For the victims, the pursuit of justice is an arduous journey. Civil society groups like the Ople Institute and Visayan Forum have been invaluable in helping them navigate the impersonal workings of state agencies. Often, official delays and obfuscations make it seem to the victims that some officials are tolerant of, if not indifferent to, the abuses they have suffered.

The government, for its part, has sought to respond to the victims’ sufferings. The Aquino administration has increased efforts to prosecute human traffickers, and its efforts have yielded significant results. In 2014, the Philippines was ranked in the Global Slavery Index as a country “making comparatively strong efforts with limited resources” in the campaign against human trafficking.

Many of these cases have been covered by the media but, as with many other things in the news, they have garnered only momentary interest from the public.

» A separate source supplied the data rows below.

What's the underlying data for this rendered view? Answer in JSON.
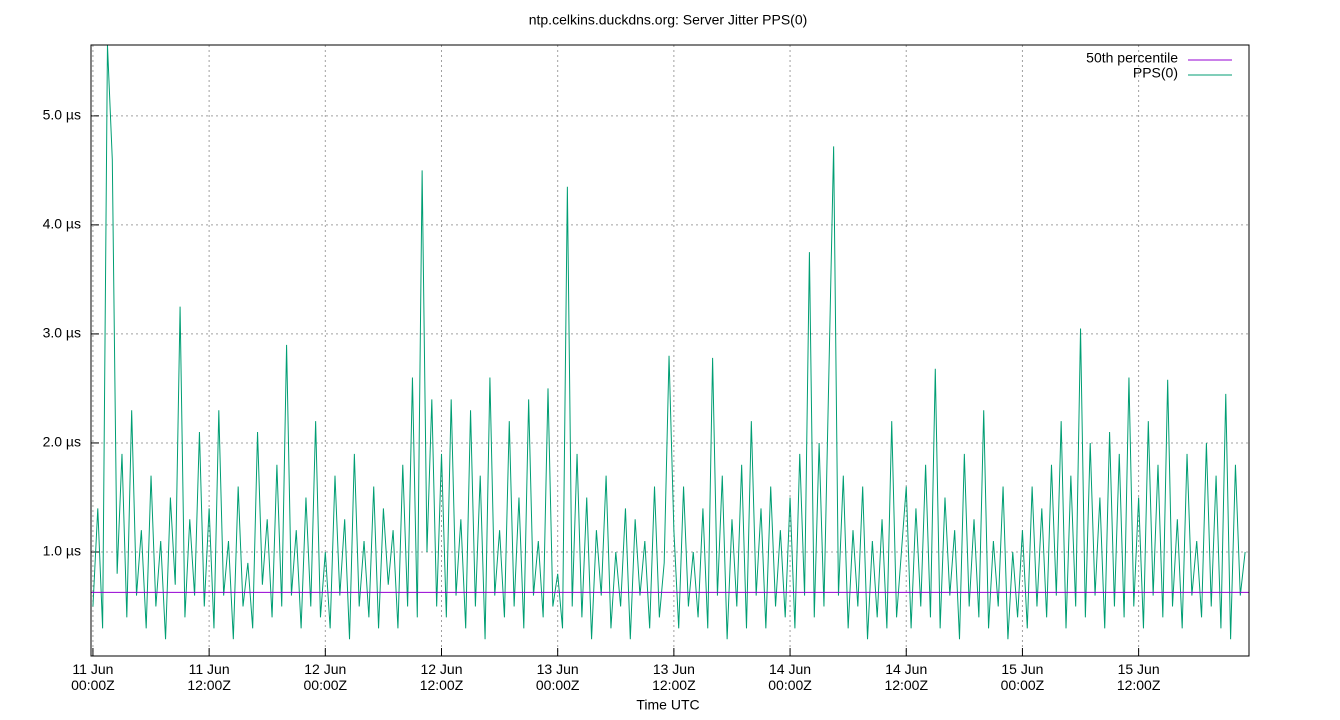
{
  "chart_data": {
    "type": "line",
    "title": "ntp.celkins.duckdns.org: Server Jitter PPS(0)",
    "x_label": "Time UTC",
    "xlim": [
      -0.2,
      119.4
    ],
    "ylim": [
      0.046,
      5.65
    ],
    "grid": true,
    "legend": "top-right",
    "xticks": [
      {
        "value": 0,
        "label": "11 Jun\n00:00Z"
      },
      {
        "value": 12,
        "label": "11 Jun\n12:00Z"
      },
      {
        "value": 24,
        "label": "12 Jun\n00:00Z"
      },
      {
        "value": 36,
        "label": "12 Jun\n12:00Z"
      },
      {
        "value": 48,
        "label": "13 Jun\n00:00Z"
      },
      {
        "value": 60,
        "label": "13 Jun\n12:00Z"
      },
      {
        "value": 72,
        "label": "14 Jun\n00:00Z"
      },
      {
        "value": 84,
        "label": "14 Jun\n12:00Z"
      },
      {
        "value": 96,
        "label": "15 Jun\n00:00Z"
      },
      {
        "value": 108,
        "label": "15 Jun\n12:00Z"
      }
    ],
    "yticks": [
      {
        "value": 1,
        "label": "1.0 µs"
      },
      {
        "value": 2,
        "label": "2.0 µs"
      },
      {
        "value": 3,
        "label": "3.0 µs"
      },
      {
        "value": 4,
        "label": "4.0 µs"
      },
      {
        "value": 5,
        "label": "5.0 µs"
      }
    ],
    "series": [
      {
        "name": "50th percentile",
        "color": "#9400d3",
        "x": [
          -0.2,
          119.4
        ],
        "values": [
          0.63,
          0.63
        ]
      },
      {
        "name": "PPS(0)",
        "color": "#009e73",
        "x": [
          0,
          0.5,
          1,
          1.5,
          2,
          2.5,
          3,
          3.5,
          4,
          4.5,
          5,
          5.5,
          6,
          6.5,
          7,
          7.5,
          8,
          8.5,
          9,
          9.5,
          10,
          10.5,
          11,
          11.5,
          12,
          12.5,
          13,
          13.5,
          14,
          14.5,
          15,
          15.5,
          16,
          16.5,
          17,
          17.5,
          18,
          18.5,
          19,
          19.5,
          20,
          20.5,
          21,
          21.5,
          22,
          22.5,
          23,
          23.5,
          24,
          24.5,
          25,
          25.5,
          26,
          26.5,
          27,
          27.5,
          28,
          28.5,
          29,
          29.5,
          30,
          30.5,
          31,
          31.5,
          32,
          32.5,
          33,
          33.5,
          34,
          34.5,
          35,
          35.5,
          36,
          36.5,
          37,
          37.5,
          38,
          38.5,
          39,
          39.5,
          40,
          40.5,
          41,
          41.5,
          42,
          42.5,
          43,
          43.5,
          44,
          44.5,
          45,
          45.5,
          46,
          46.5,
          47,
          47.5,
          48,
          48.5,
          49,
          49.5,
          50,
          50.5,
          51,
          51.5,
          52,
          52.5,
          53,
          53.5,
          54,
          54.5,
          55,
          55.5,
          56,
          56.5,
          57,
          57.5,
          58,
          58.5,
          59,
          59.5,
          60,
          60.5,
          61,
          61.5,
          62,
          62.5,
          63,
          63.5,
          64,
          64.5,
          65,
          65.5,
          66,
          66.5,
          67,
          67.5,
          68,
          68.5,
          69,
          69.5,
          70,
          70.5,
          71,
          71.5,
          72,
          72.5,
          73,
          73.5,
          74,
          74.5,
          75,
          75.5,
          76,
          76.5,
          77,
          77.5,
          78,
          78.5,
          79,
          79.5,
          80,
          80.5,
          81,
          81.5,
          82,
          82.5,
          83,
          83.5,
          84,
          84.5,
          85,
          85.5,
          86,
          86.5,
          87,
          87.5,
          88,
          88.5,
          89,
          89.5,
          90,
          90.5,
          91,
          91.5,
          92,
          92.5,
          93,
          93.5,
          94,
          94.5,
          95,
          95.5,
          96,
          96.5,
          97,
          97.5,
          98,
          98.5,
          99,
          99.5,
          100,
          100.5,
          101,
          101.5,
          102,
          102.5,
          103,
          103.5,
          104,
          104.5,
          105,
          105.5,
          106,
          106.5,
          107,
          107.5,
          108,
          108.5,
          109,
          109.5,
          110,
          110.5,
          111,
          111.5,
          112,
          112.5,
          113,
          113.5,
          114,
          114.5,
          115,
          115.5,
          116,
          116.5,
          117,
          117.5,
          118,
          118.5,
          119
        ],
        "values": [
          0.5,
          1.4,
          0.3,
          5.65,
          4.6,
          0.8,
          1.9,
          0.4,
          2.3,
          0.6,
          1.2,
          0.3,
          1.7,
          0.5,
          1.1,
          0.2,
          1.5,
          0.7,
          3.25,
          0.4,
          1.3,
          0.6,
          2.1,
          0.5,
          1.4,
          0.3,
          2.3,
          0.6,
          1.1,
          0.2,
          1.6,
          0.5,
          0.9,
          0.3,
          2.1,
          0.7,
          1.3,
          0.4,
          1.8,
          0.5,
          2.9,
          0.6,
          1.2,
          0.3,
          1.5,
          0.5,
          2.2,
          0.4,
          1.0,
          0.3,
          1.7,
          0.6,
          1.3,
          0.2,
          1.9,
          0.5,
          1.1,
          0.4,
          1.6,
          0.3,
          1.4,
          0.7,
          1.2,
          0.3,
          1.8,
          0.5,
          2.6,
          0.4,
          4.5,
          1.0,
          2.4,
          0.5,
          1.9,
          0.4,
          2.4,
          0.6,
          1.3,
          0.3,
          2.3,
          0.5,
          1.7,
          0.2,
          2.6,
          0.6,
          1.2,
          0.4,
          2.2,
          0.5,
          1.5,
          0.3,
          2.4,
          0.6,
          1.1,
          0.4,
          2.5,
          0.5,
          0.8,
          0.3,
          4.35,
          0.5,
          1.9,
          0.4,
          1.5,
          0.2,
          1.2,
          0.6,
          1.7,
          0.3,
          1.0,
          0.5,
          1.4,
          0.2,
          1.3,
          0.6,
          1.1,
          0.3,
          1.6,
          0.4,
          0.9,
          2.8,
          1.2,
          0.3,
          1.6,
          0.5,
          1.0,
          0.4,
          1.4,
          0.3,
          2.78,
          0.6,
          1.7,
          0.2,
          1.3,
          0.5,
          1.8,
          0.3,
          2.2,
          0.6,
          1.4,
          0.3,
          1.6,
          0.5,
          1.2,
          0.4,
          1.5,
          0.3,
          1.9,
          0.6,
          3.75,
          0.4,
          2.0,
          0.5,
          2.6,
          4.72,
          0.6,
          1.7,
          0.3,
          1.2,
          0.5,
          1.6,
          0.2,
          1.1,
          0.4,
          1.3,
          0.3,
          2.2,
          0.4,
          1.0,
          1.6,
          0.3,
          1.4,
          0.5,
          1.8,
          0.4,
          2.68,
          0.3,
          1.5,
          0.6,
          1.2,
          0.2,
          1.9,
          0.5,
          1.3,
          0.4,
          2.3,
          0.3,
          1.1,
          0.5,
          1.6,
          0.2,
          1.0,
          0.4,
          1.2,
          0.3,
          1.6,
          0.5,
          1.4,
          0.4,
          1.8,
          0.6,
          2.2,
          0.3,
          1.7,
          0.5,
          3.05,
          0.4,
          2.0,
          0.6,
          1.5,
          0.3,
          2.1,
          0.5,
          1.9,
          0.4,
          2.6,
          0.5,
          1.5,
          0.3,
          2.2,
          0.6,
          1.8,
          0.4,
          2.58,
          0.5,
          1.3,
          0.3,
          1.9,
          0.6,
          1.1,
          0.4,
          2.0,
          0.5,
          1.7,
          0.3,
          2.45,
          0.2,
          1.8,
          0.6,
          1.0
        ]
      }
    ]
  }
}
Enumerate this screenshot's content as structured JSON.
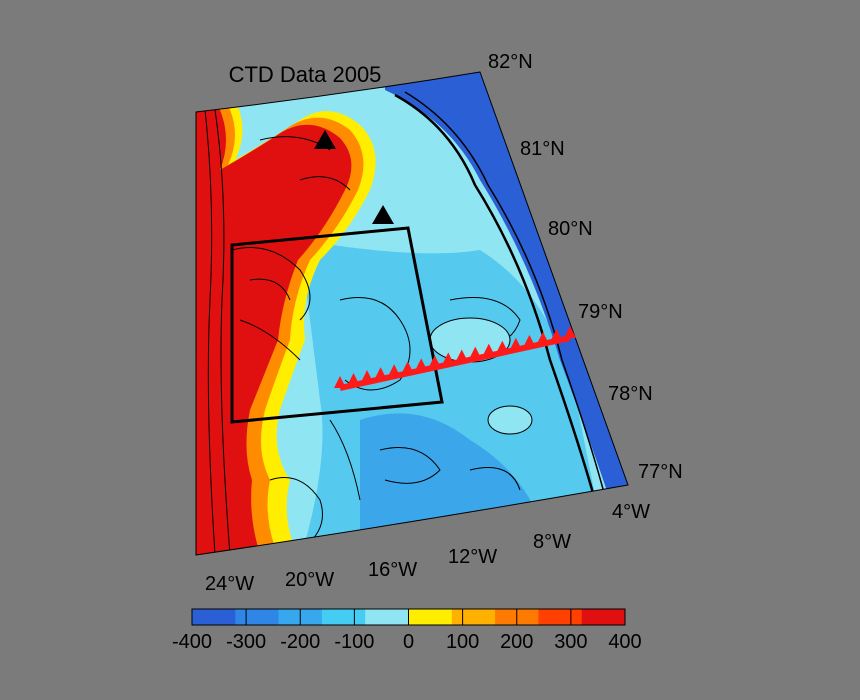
{
  "map": {
    "title": "CTD Data 2005",
    "lat_labels": [
      "82°N",
      "81°N",
      "80°N",
      "79°N",
      "78°N",
      "77°N"
    ],
    "lon_labels": [
      "24°W",
      "20°W",
      "16°W",
      "12°W",
      "8°W",
      "4°W"
    ],
    "markers": {
      "stations": 2,
      "transect_points": 18,
      "box": true
    },
    "colors": {
      "deep": "#2a5fd6",
      "mid": "#3fb8e6",
      "shallow": "#8fe6f2",
      "land_low": "#ffee00",
      "land_mid": "#ff9900",
      "land_high": "#e01010",
      "transect": "#ff1a1a",
      "background": "#7b7b7b"
    }
  },
  "colorbar": {
    "ticks": [
      "-400",
      "-300",
      "-200",
      "-100",
      "0",
      "100",
      "200",
      "300",
      "400"
    ],
    "colors": [
      "#2a5fd6",
      "#2f86e6",
      "#37a8ee",
      "#44ccf2",
      "#8fe6f2",
      "#ffee00",
      "#ffb000",
      "#ff7a00",
      "#ff4000",
      "#e01010"
    ]
  }
}
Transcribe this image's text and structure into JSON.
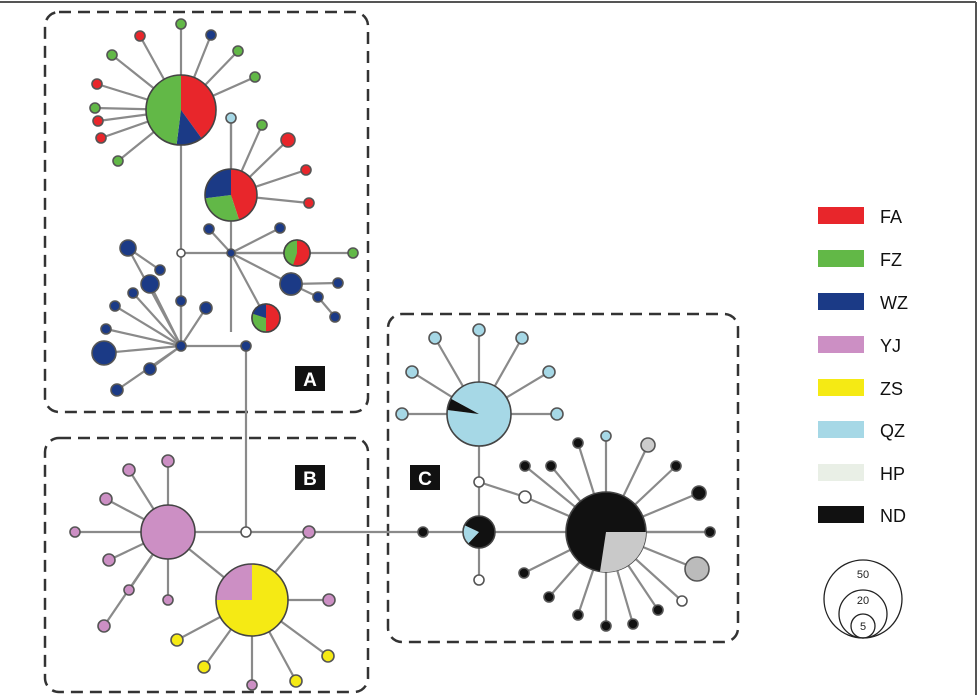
{
  "groups": [
    {
      "label": "A"
    },
    {
      "label": "B"
    },
    {
      "label": "C"
    }
  ],
  "legend": [
    {
      "name": "FA",
      "color": "#e8262b"
    },
    {
      "name": "FZ",
      "color": "#62b847"
    },
    {
      "name": "WZ",
      "color": "#1b3a86"
    },
    {
      "name": "YJ",
      "color": "#cc8fc4"
    },
    {
      "name": "ZS",
      "color": "#f5ea14"
    },
    {
      "name": "QZ",
      "color": "#a6d8e6"
    },
    {
      "name": "HP",
      "color": "#e9efe6"
    },
    {
      "name": "ND",
      "color": "#111111"
    }
  ],
  "size_scale": [
    {
      "label": "50"
    },
    {
      "label": "20"
    },
    {
      "label": "5"
    }
  ]
}
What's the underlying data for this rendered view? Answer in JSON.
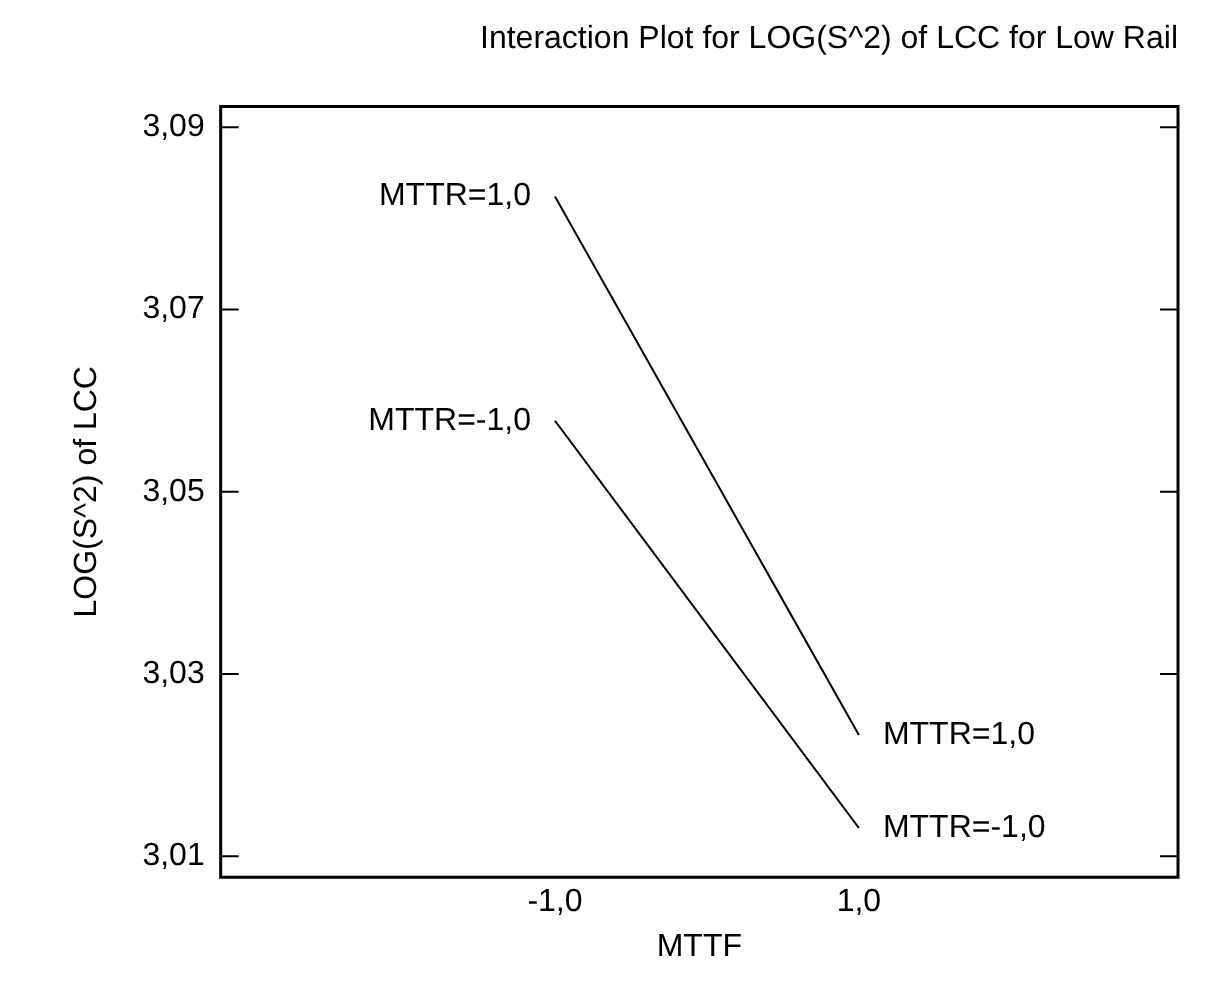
{
  "chart_data": {
    "type": "line",
    "title": "Interaction Plot for LOG(S^2) of LCC for Low Rail",
    "xlabel": "MTTF",
    "ylabel": "LOG(S^2) of LCC",
    "x": [
      -1,
      1
    ],
    "series": [
      {
        "name": "MTTR=1,0",
        "color": "#000000",
        "values": [
          3.0824,
          3.0233
        ]
      },
      {
        "name": "MTTR=-1,0",
        "color": "#000000",
        "values": [
          3.0578,
          3.0131
        ]
      }
    ],
    "xlim": [
      -3.2,
      3.1
    ],
    "xticks": [
      {
        "value": -1,
        "label": "-1,0"
      },
      {
        "value": 1,
        "label": "1,0"
      }
    ],
    "ylim": [
      3.0077,
      3.0923
    ],
    "yticks": [
      {
        "value": 3.01,
        "label": "3,01"
      },
      {
        "value": 3.03,
        "label": "3,03"
      },
      {
        "value": 3.05,
        "label": "3,05"
      },
      {
        "value": 3.07,
        "label": "3,07"
      },
      {
        "value": 3.09,
        "label": "3,09"
      }
    ],
    "grid": false,
    "legend": false,
    "marker": "none",
    "line_style": "solid"
  }
}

Several Congressional hearings have been held, chaired by the indefatigable Walden Bello (Akbayan), calling to task the recruitment agencies that have participated in trafficking and other abuses of workers. The Department of Justice and the NBI have also launched a number of investigations, looking into the culpability of a number of government officials and personnel at the POLO/OWWA offices and those employed by the Department of Foreign Affairs.

HOPE REMAINS. The wheels of justice are slowly beginning to move.

These investigations are still on-going but, for a wide range of reasons, the path to justice remains slow. Given their dire economic situation, most survivors often opt for cash settlements rather than pursue lengthy criminal, civil and administrative cases against their perpetrators. Demoralized, many victims at times feel that the law and justice are beyond their reach. At times, the entire legal process can feel complex and mystifying. Victims of illegal recruitment, trafficking and especially rape are understandably wary of telling the world about their harrowing experiences. Some think that because they are poor, abuse is a fate they cannot avoid. To make matters worse, there are few avenues they can turn to for meaningful and purposive aid – moral or otherwise — especially from the private sector. Finally, given the complicated workings of government bureaucracies, and the zealous manner with which some protect their own, cases languish, and all-too-often remain unresolved.

Clearly, many challenges remain, and the government, working with civil society, has its work cut out for itself.  Still, this year alone, the Inter-Agency Council Against Trafficking reported the prosecution of 159 trafficking-related cases. But by far the most encouraging thing I’ve discovered since I began working on these cases has been the remarkable tenacity of the survivors themselves. Despite their despondency, they consistently refuse abusive treatment and never fail, in their own different ways, to fight back. Their determination is the reason why many of us need to continue to help them in whatever ways we can. The wheels of justice are slowly, if haltingly, beginning to move.